It would be my privilege
This Jack Shafer piece reads more like one of Slate's Explainer columns than a Press Box article. But that's a good thing, the best of both worlds.
Shafer writes about Judith Miller's rebirth from press pariah (bad reporting on Iraqi weapons) to media martyr (willing to go to jail rather than reveal CIA leak sources).
But he also delves into the history of journalists' privilege -- how it doesn't really exist under federal law. The precedent-setting case, Branzburg v. Hayes, actually found that there is no special privilege for reporters under the First Amendment.
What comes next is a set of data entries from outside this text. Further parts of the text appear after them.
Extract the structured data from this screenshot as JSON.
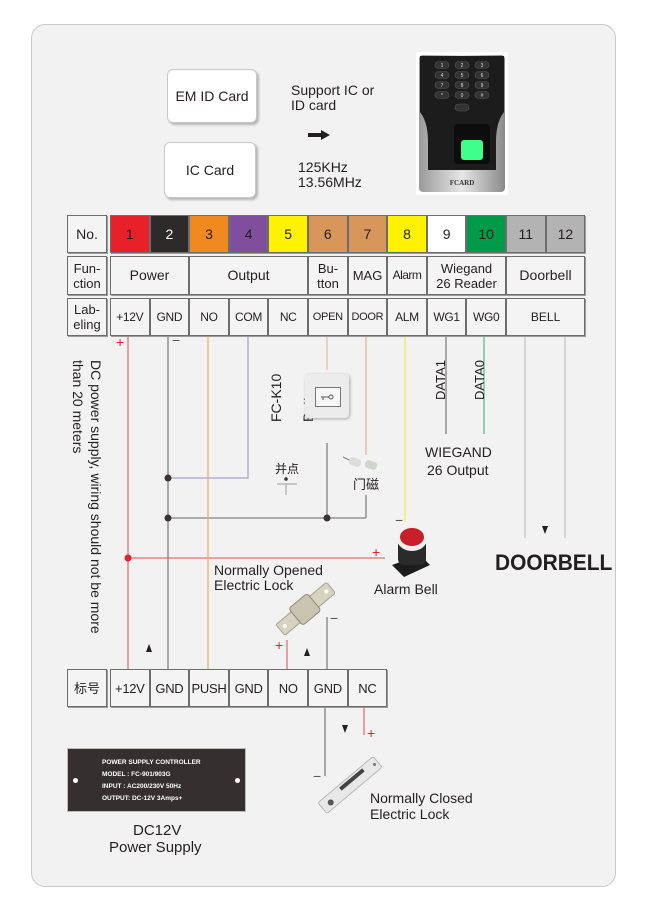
{
  "cards": {
    "em_id": "EM ID Card",
    "ic": "IC Card",
    "support_line1": "Support IC or",
    "support_line2": "ID card",
    "freq1": "125KHz",
    "freq2": "13.56MHz",
    "arrow_icon": "right-arrow-icon"
  },
  "reader": {
    "brand": "FCARD",
    "keys": [
      "1",
      "2",
      "3",
      "4",
      "5",
      "6",
      "7",
      "8",
      "9",
      "*",
      "0",
      "#"
    ]
  },
  "table": {
    "row_headers": {
      "no": "No.",
      "function_1": "Fun-",
      "function_2": "ction",
      "labeling_1": "Lab-",
      "labeling_2": "eling"
    },
    "terminals": [
      {
        "no": "1",
        "color": "#e8202a",
        "text_color": "#231f20",
        "label": "+12V"
      },
      {
        "no": "2",
        "color": "#2e2a29",
        "text_color": "#ffffff",
        "label": "GND"
      },
      {
        "no": "3",
        "color": "#f08a1f",
        "text_color": "#231f20",
        "label": "NO"
      },
      {
        "no": "4",
        "color": "#7f4f9e",
        "text_color": "#231f20",
        "label": "COM"
      },
      {
        "no": "5",
        "color": "#fff200",
        "text_color": "#231f20",
        "label": "NC"
      },
      {
        "no": "6",
        "color": "#d9965b",
        "text_color": "#231f20",
        "label": "OPEN"
      },
      {
        "no": "7",
        "color": "#d9965b",
        "text_color": "#231f20",
        "label": "DOOR"
      },
      {
        "no": "8",
        "color": "#fff200",
        "text_color": "#231f20",
        "label": "ALM"
      },
      {
        "no": "9",
        "color": "#ffffff",
        "text_color": "#231f20",
        "label": "WG1"
      },
      {
        "no": "10",
        "color": "#009a49",
        "text_color": "#231f20",
        "label": "WG0"
      },
      {
        "no": "11",
        "color": "#b3b3b3",
        "text_color": "#231f20",
        "label": "BELL"
      },
      {
        "no": "12",
        "color": "#b3b3b3",
        "text_color": "#231f20",
        "label": ""
      }
    ],
    "functions": {
      "power": "Power",
      "output": "Output",
      "button_1": "Bu-",
      "button_2": "tton",
      "mag": "MAG",
      "alarm": "Alarm",
      "wiegand_1": "Wiegand",
      "wiegand_2": "26 Reader",
      "doorbell": "Doorbell"
    }
  },
  "notes": {
    "dc_warning_1": "DC power supply, wiring should not be more",
    "dc_warning_2": "than 20 meters",
    "button_model": "FC-K10",
    "button_label": "Button",
    "parallel_point": "并点",
    "door_sensor": "门磁",
    "data1": "DATA1",
    "data0": "DATA0",
    "wiegand_out_1": "WIEGAND",
    "wiegand_out_2": "26 Output",
    "doorbell": "DOORBELL",
    "no_lock_1": "Normally Opened",
    "no_lock_2": "Electric Lock",
    "alarm_bell": "Alarm Bell",
    "nc_lock_1": "Normally Closed",
    "nc_lock_2": "Electric Lock",
    "psu_1": "DC12V",
    "psu_2": "Power Supply",
    "plus": "+",
    "minus": "−"
  },
  "psu_terminals": {
    "header": "标号",
    "labels": [
      "+12V",
      "GND",
      "PUSH",
      "GND",
      "NO",
      "GND",
      "NC"
    ]
  },
  "psu_plate": {
    "line1": "POWER SUPPLY CONTROLLER",
    "line2": "MODEL  : FC-901/903G",
    "line3": "INPUT    : AC200/230V    50Hz",
    "line4": "OUTPUT: DC-12V  3Amps+"
  }
}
But even though Branzburg found no special privileges for journalists, most prosecutors and courts have continued to extend various privileges to reporters on a daily basis. As First Amendment scholar Eugene Volokh writes in his blog, the courts have mostly followed Justice Lewis Powell's concurrence in Branzburg to carve out a qualified privilege for reporters to keep their sources confidential, but that privilege can be "overcome by a showing of sufficient government need." Volokh notes that "it's a bit odd" for lower courts to follow Powell's concurrence rather than the majority opinion, but "that's what the courts have done."Shafer also answers a question that has been running through my mind: What about Novak's subpoena?
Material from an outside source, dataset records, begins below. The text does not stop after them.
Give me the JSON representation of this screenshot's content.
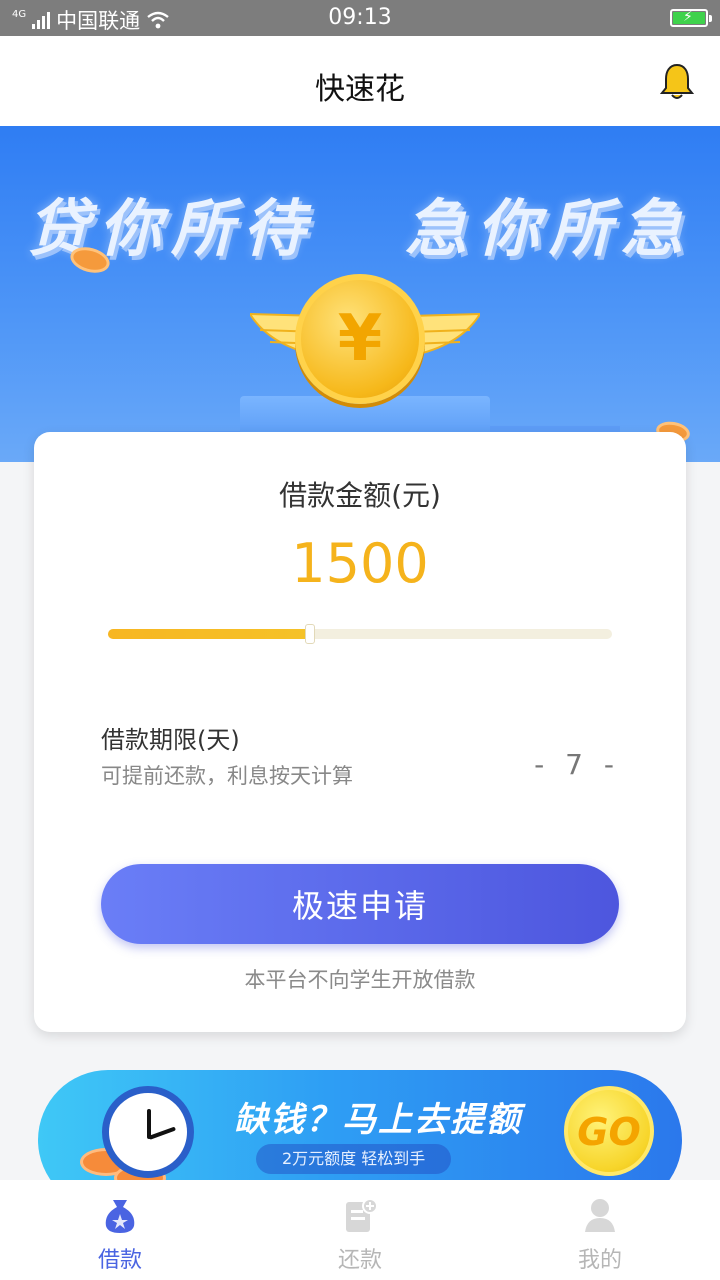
{
  "status_bar": {
    "network_type": "4G",
    "carrier": "中国联通",
    "time": "09:13"
  },
  "header": {
    "title": "快速花",
    "icon": "bell-icon",
    "accent_color": "#f5c518"
  },
  "banner": {
    "slogan_left": "贷你所待",
    "slogan_right": "急你所急",
    "coin_symbol": "¥"
  },
  "loan_card": {
    "amount_label": "借款金额(元)",
    "amount_value": "1500",
    "amount_slider_fraction": 0.4,
    "term_label": "借款期限(天)",
    "term_hint": "可提前还款，利息按天计算",
    "term_value": "- 7 -",
    "apply_button": "极速申请",
    "notice": "本平台不向学生开放借款",
    "colors": {
      "amount": "#f5b31c",
      "button": "#5b6aec"
    }
  },
  "promo": {
    "title": "缺钱？马上去提额",
    "subtitle": "2万元额度 轻松到手",
    "go_label": "GO"
  },
  "bottom_nav": {
    "items": [
      {
        "label": "借款",
        "icon": "money-bag-icon",
        "active": true
      },
      {
        "label": "还款",
        "icon": "repay-document-icon",
        "active": false
      },
      {
        "label": "我的",
        "icon": "user-icon",
        "active": false
      }
    ],
    "active_color": "#4a64e2"
  }
}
The most mysterious aspect of the Plame investigation is Novak, who has refused to say whether he's been subpoenaed. If he's been subpoenaed and talked, shouldn't prosecutor Fitzgerald be signaling "game over"? Or, if he's been subpoenaed and refused to speak, shouldn't Judge Hogan want to jail him first? Or are is the prosecutor squeezing the tube down to Novak and saving his subpoena for last?Fascinating all around.